Er hatte sich nach einem anstrengenden Tag nur mal hinsetzen und nichts tun wollen. Einfach nur die Bank in der Bahnhofstraße benutzen, denn dazu hat man sie schließlich gebaut.
Später sollte er noch darüber fluchen, was für eine Frechheit es ist, dass Menschen mitten in der Stadt Bänke bauen und so andere Menschen dazu verführen sich hinzusetzen, damit sie gezwungen sind die Welt, die sie eigentlich nur durchqueren wollen, anzuschauen, um auf dumme Gedanken zu kommen
Aber noch saß Marvin nur da und ahnte nichts, während die Dinge ihren Lauf nahmen.
„Es gibt wohl zwei Arten von Menschen“, dachte er, nachdem er da schon eine Stunde saß, den obdachlosen, ausländischen Jungen beobachtete, der von seiner Mutter dazu angetrieben wird, den ganzen Tag immer das eine Lied auf der Mundharmonika zu spielen, um Geld zu erbetteln und freute sich über seine eigene Auffassungsgabe: „Vorbeigeher, die vorbeigehen und Stehenbleiber, an denen die Vorbeigeher vorbeigehen..“ Marvin war von seiner plötzlichen Eingebung so fasziniert, dass er beschloss den Gedanken weiterzuspinnen:
„Vorbeigeher müssen weg, weil sie keine Zeit haben, Geld verdienen oder ausgeben müssen und einfach am falschen Ort sind und genau wissen, wo der richtige Ort ist, an dem sie dann wahrscheinlich wieder falsch sind...

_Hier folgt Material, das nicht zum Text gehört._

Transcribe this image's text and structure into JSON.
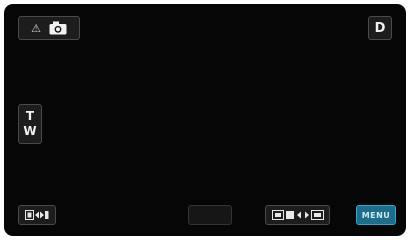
{
  "top_bar": {
    "mode_button": {
      "auto_icon": "auto-mode-icon",
      "still_icon": "still-camera-icon",
      "auto_glyph": "⚠"
    },
    "display_button": {
      "label": "D"
    }
  },
  "zoom": {
    "tele_label": "T",
    "wide_label": "W"
  },
  "bottom_bar": {
    "playback_icon": "playback-icon",
    "blank_button": "",
    "record_switch_icon": "record-mode-switch-icon",
    "menu_label": "MENU"
  },
  "colors": {
    "menu_accent": "#1e6d8a",
    "screen": "#060606"
  }
}
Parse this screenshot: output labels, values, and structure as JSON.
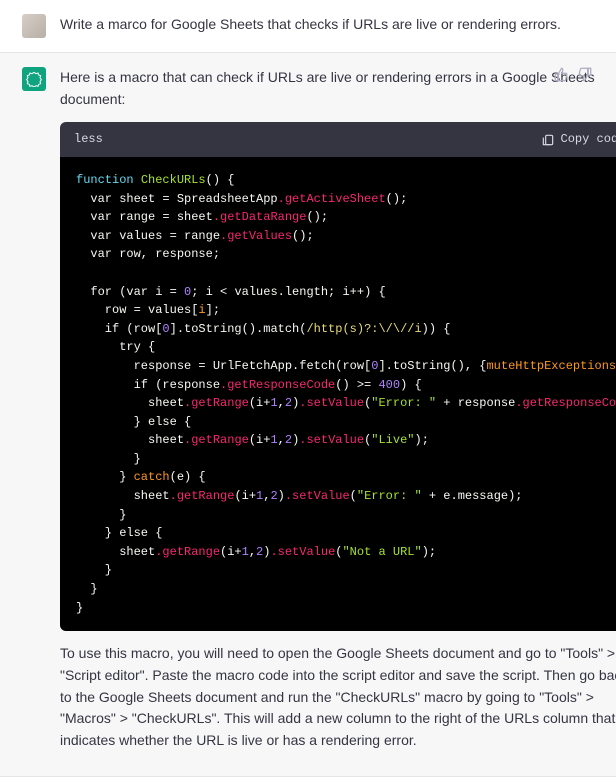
{
  "user": {
    "prompt": "Write a marco for Google Sheets that checks if URLs are live or rendering errors."
  },
  "assistant": {
    "intro": "Here is a macro that can check if URLs are live or rendering errors in a Google Sheets document:",
    "outro": "To use this macro, you will need to open the Google Sheets document and go to \"Tools\" > \"Script editor\". Paste the macro code into the script editor and save the script. Then go back to the Google Sheets document and run the \"CheckURLs\" macro by going to \"Tools\" > \"Macros\" > \"CheckURLs\". This will add a new column to the right of the URLs column that indicates whether the URL is live or has a rendering error."
  },
  "code": {
    "lang": "less",
    "copy_label": "Copy code",
    "lines": {
      "l1a": "function ",
      "l1b": "CheckURLs",
      "l1c": "() {",
      "l2a": "  var sheet = SpreadsheetApp",
      "l2b": ".getActiveSheet",
      "l2c": "();",
      "l3a": "  var range = sheet",
      "l3b": ".getDataRange",
      "l3c": "();",
      "l4a": "  var values = range",
      "l4b": ".getValues",
      "l4c": "();",
      "l5": "  var row, response;",
      "l7a": "  for (var i = ",
      "l7b": "0",
      "l7c": "; i < values.length; i++) {",
      "l8a": "    row = values[",
      "l8b": "i",
      "l8c": "];",
      "l9a": "    if (row[",
      "l9b": "0",
      "l9c": "].toString().match(",
      "l9d": "/http(s)?:\\/\\//i",
      "l9e": ")) {",
      "l10": "      try {",
      "l11a": "        response = UrlFetchApp.fetch(row[",
      "l11b": "0",
      "l11c": "].toString(), {",
      "l11d": "muteHttpExceptions:",
      "l12a": "        if (response",
      "l12b": ".getResponseCode",
      "l12c": "() >= ",
      "l12d": "400",
      "l12e": ") {",
      "l13a": "          sheet",
      "l13b": ".getRange",
      "l13c": "(i+",
      "l13d": "1",
      "l13e": ",",
      "l13f": "2",
      "l13g": ")",
      "l13h": ".setValue",
      "l13i": "(",
      "l13j": "\"Error: \"",
      "l13k": " + response",
      "l13l": ".getResponseCod",
      "l14": "        } else {",
      "l15a": "          sheet",
      "l15b": ".getRange",
      "l15c": "(i+",
      "l15d": "1",
      "l15e": ",",
      "l15f": "2",
      "l15g": ")",
      "l15h": ".setValue",
      "l15i": "(",
      "l15j": "\"Live\"",
      "l15k": ");",
      "l16": "        }",
      "l17a": "      } ",
      "l17b": "catch",
      "l17c": "(e) {",
      "l18a": "        sheet",
      "l18b": ".getRange",
      "l18c": "(i+",
      "l18d": "1",
      "l18e": ",",
      "l18f": "2",
      "l18g": ")",
      "l18h": ".setValue",
      "l18i": "(",
      "l18j": "\"Error: \"",
      "l18k": " + e.message);",
      "l19": "      }",
      "l20": "    } else {",
      "l21a": "      sheet",
      "l21b": ".getRange",
      "l21c": "(i+",
      "l21d": "1",
      "l21e": ",",
      "l21f": "2",
      "l21g": ")",
      "l21h": ".setValue",
      "l21i": "(",
      "l21j": "\"Not a URL\"",
      "l21k": ");",
      "l22": "    }",
      "l23": "  }",
      "l24": "}"
    }
  }
}
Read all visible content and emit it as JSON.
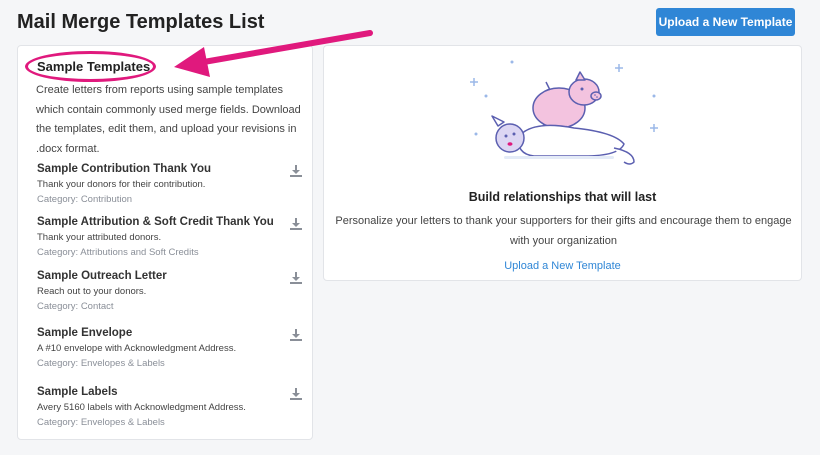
{
  "page": {
    "title": "Mail Merge Templates List",
    "upload_button_label": "Upload a New Template"
  },
  "sample_templates": {
    "heading": "Sample Templates",
    "description": "Create letters from reports using sample templates which contain commonly used merge fields. Download the templates, edit them, and upload your revisions in .docx format.",
    "items": [
      {
        "name": "Sample Contribution Thank You",
        "description": "Thank your donors for their contribution.",
        "category": "Category: Contribution"
      },
      {
        "name": "Sample Attribution & Soft Credit Thank You",
        "description": "Thank your attributed donors.",
        "category": "Category: Attributions and Soft Credits"
      },
      {
        "name": "Sample Outreach Letter",
        "description": "Reach out to your donors.",
        "category": "Category: Contact"
      },
      {
        "name": "Sample Envelope",
        "description": "A #10 envelope with Acknowledgment Address.",
        "category": "Category: Envelopes & Labels"
      },
      {
        "name": "Sample Labels",
        "description": "Avery 5160 labels with Acknowledgment Address.",
        "category": "Category: Envelopes & Labels"
      }
    ]
  },
  "empty_state": {
    "heading": "Build relationships that will last",
    "body": "Personalize your letters to thank your supporters for their gifts and encourage them to engage with your organization",
    "link_label": "Upload a New Template"
  },
  "icons": {
    "download": "download-icon",
    "annotation_arrow": "arrow-icon"
  },
  "colors": {
    "accent": "#2f86d6",
    "annotation": "#e0197d",
    "background": "#f5f6f8"
  }
}
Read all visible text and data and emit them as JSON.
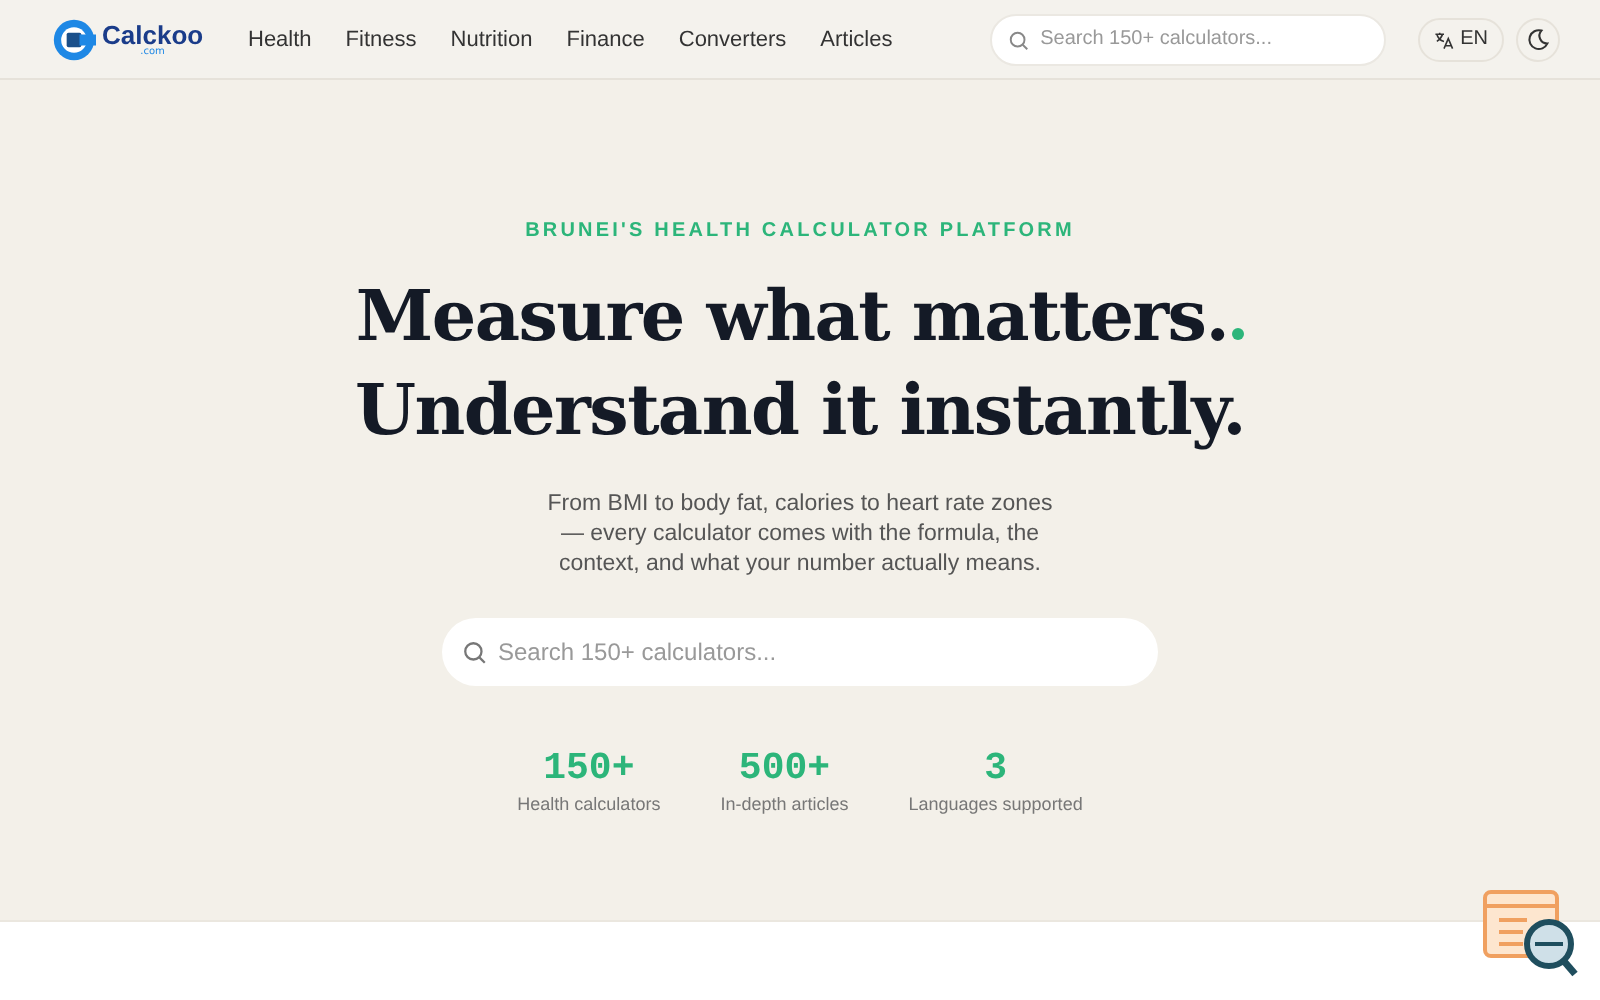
{
  "header": {
    "brand": "Calckoo",
    "brand_suffix": ".com",
    "nav": [
      "Health",
      "Fitness",
      "Nutrition",
      "Finance",
      "Converters",
      "Articles"
    ],
    "search": {
      "placeholder": "Search 150+ calculators..."
    },
    "language": "EN"
  },
  "hero": {
    "eyebrow": "BRUNEI'S HEALTH CALCULATOR PLATFORM",
    "headline": [
      "Measure what matters.",
      "Understand it instantly."
    ],
    "accent_dot": true,
    "intro": "From BMI to body fat, calories to heart rate zones — every calculator comes with the formula, the context, and what your number actually means.",
    "search": {
      "placeholder": "Search 150+ calculators..."
    },
    "stats": [
      {
        "value": "150+",
        "label": "Health calculators"
      },
      {
        "value": "500+",
        "label": "In-depth articles"
      },
      {
        "value": "3",
        "label": "Languages supported"
      }
    ]
  }
}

Vorbeigeher können außerdem nur in eine Richtung gucken und kriegen nichts von dem mit, was um sie rum passiert. Sie laufen oft wochenlang rum, ohne einen Menschen zu treffen, einen Baum gesehen zu haben oder weitergekommen zu sein.
Dafür haben sie, wenn sie nach Hause kommen, Geld verdient oder ausgegeben und in Erfahrung gebracht, welche Orte alle nicht richtig sind.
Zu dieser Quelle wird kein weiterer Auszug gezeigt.